Para qué sirve esta checklist
Visitar un departamento en Lima sin una guía de lectura significa dejarse llevar por la impresión del momento: la vista, la luz de ese día, el entusiasmo del agente. Esas impresiones cuentan, pero no dicen nada sobre cómo será vivir allí dentro de tres años, ni sobre cuánto valdrá el inmueble al revenderlo.
Esta checklist convierte su proyecto en criterios explícitos, ordenados en tres niveles: lo imprescindible, lo deseable y lo excluyente. La distinción parece evidente sobre el papel. Lo es mucho menos frente a un departamento que le gusta.

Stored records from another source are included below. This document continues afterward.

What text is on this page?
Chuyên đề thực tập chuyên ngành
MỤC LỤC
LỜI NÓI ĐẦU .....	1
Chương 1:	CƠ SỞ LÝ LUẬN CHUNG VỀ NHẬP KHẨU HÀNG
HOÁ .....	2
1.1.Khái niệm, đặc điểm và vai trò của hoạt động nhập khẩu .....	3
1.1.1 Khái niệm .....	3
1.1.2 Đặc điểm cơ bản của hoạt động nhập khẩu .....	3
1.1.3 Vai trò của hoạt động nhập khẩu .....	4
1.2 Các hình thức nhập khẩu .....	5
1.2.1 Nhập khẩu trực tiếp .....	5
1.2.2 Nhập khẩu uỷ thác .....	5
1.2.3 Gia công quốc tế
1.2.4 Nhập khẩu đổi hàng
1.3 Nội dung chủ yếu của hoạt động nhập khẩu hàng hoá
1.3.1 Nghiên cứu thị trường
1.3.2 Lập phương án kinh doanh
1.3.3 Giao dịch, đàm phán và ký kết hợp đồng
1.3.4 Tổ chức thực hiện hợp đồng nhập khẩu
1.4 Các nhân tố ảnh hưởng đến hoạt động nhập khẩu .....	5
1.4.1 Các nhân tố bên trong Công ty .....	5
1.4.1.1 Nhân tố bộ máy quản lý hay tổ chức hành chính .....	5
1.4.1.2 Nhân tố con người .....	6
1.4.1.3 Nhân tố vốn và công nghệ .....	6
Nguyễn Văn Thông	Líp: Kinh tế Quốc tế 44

Está construida a partir de los puntos que nosotros mismos verificamos antes de presentar un inmueble: la ubicación a escala de calle y no solo de distrito, la antigüedad y el mantenimiento del edificio, el piso, la orientación, la vista actual y futura, la distribución real de los metros cuadrados, los gastos comunes y el estacionamiento.
Cómo usarla
El cuestionario aborda su objetivo (vivienda principal, pied-à-terre, inversión en alquiler de larga o corta duración), su horizonte de decisión y sus limitaciones concretas. No hay respuestas correctas: dos compradores con el mismo presupuesto producirán checklists muy distintas según el uso previsto.
Toma unos minutos. Después obtiene una lista ordenada que puede recibir por correo y llevar a las visitas, en el teléfono o impresa. El valor no está en la lista en sí, sino en haberla escrito antes de visitar, cuando aún puede juzgar con calma.

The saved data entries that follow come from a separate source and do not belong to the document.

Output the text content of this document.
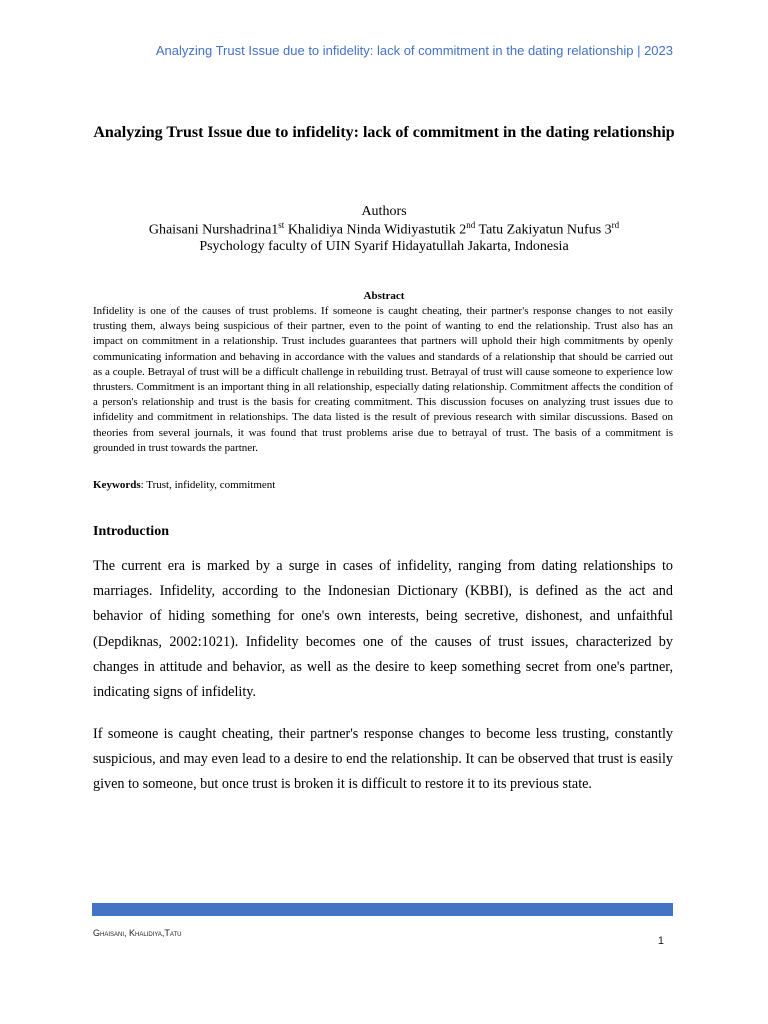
Analyzing Trust Issue due to infidelity: lack of commitment in the dating relationship | 2023
Analyzing Trust Issue due to infidelity: lack of commitment in the dating relationship
Authors
Ghaisani Nurshadrina1st Khalidiya Ninda Widiyastutik 2nd Tatu Zakiyatun Nufus 3rd
Psychology faculty of UIN Syarif Hidayatullah Jakarta, Indonesia
Abstract
Infidelity is one of the causes of trust problems. If someone is caught cheating, their partner's response changes to not easily trusting them, always being suspicious of their partner, even to the point of wanting to end the relationship. Trust also has an impact on commitment in a relationship. Trust includes guarantees that partners will uphold their high commitments by openly communicating information and behaving in accordance with the values and standards of a relationship that should be carried out as a couple. Betrayal of trust will be a difficult challenge in rebuilding trust. Betrayal of trust will cause someone to experience low thrusters. Commitment is an important thing in all relationship, especially dating relationship. Commitment affects the condition of a person's relationship and trust is the basis for creating commitment. This discussion focuses on analyzing trust issues due to infidelity and commitment in relationships. The data listed is the result of previous research with similar discussions. Based on theories from several journals, it was found that trust problems arise due to betrayal of trust. The basis of a commitment is grounded in trust towards the partner.
Keywords: Trust, infidelity, commitment
Introduction
The current era is marked by a surge in cases of infidelity, ranging from dating relationships to marriages. Infidelity, according to the Indonesian Dictionary (KBBI), is defined as the act and behavior of hiding something for one's own interests, being secretive, dishonest, and unfaithful (Depdiknas, 2002:1021). Infidelity becomes one of the causes of trust issues, characterized by changes in attitude and behavior, as well as the desire to keep something secret from one's partner, indicating signs of infidelity.
If someone is caught cheating, their partner's response changes to become less trusting, constantly suspicious, and may even lead to a desire to end the relationship. It can be observed that trust is easily given to someone, but once trust is broken it is difficult to restore it to its previous state.
Ghaisani, Khalidiya,Tatu
1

Qué hacer con ella después
Use la misma lista en cada inmueble que visite y tome notas sobre la marcha. Al tercer departamento los recuerdos se mezclan: es justo entonces cuando una grilla idéntica de una visita a otra permite comparar algo más que impresiones.
Si aparece un criterio marcado como excluyente, la pregunta no es si el resto lo compensa, sino si realmente era excluyente. Ambas respuestas son válidas, siempre que sean conscientes.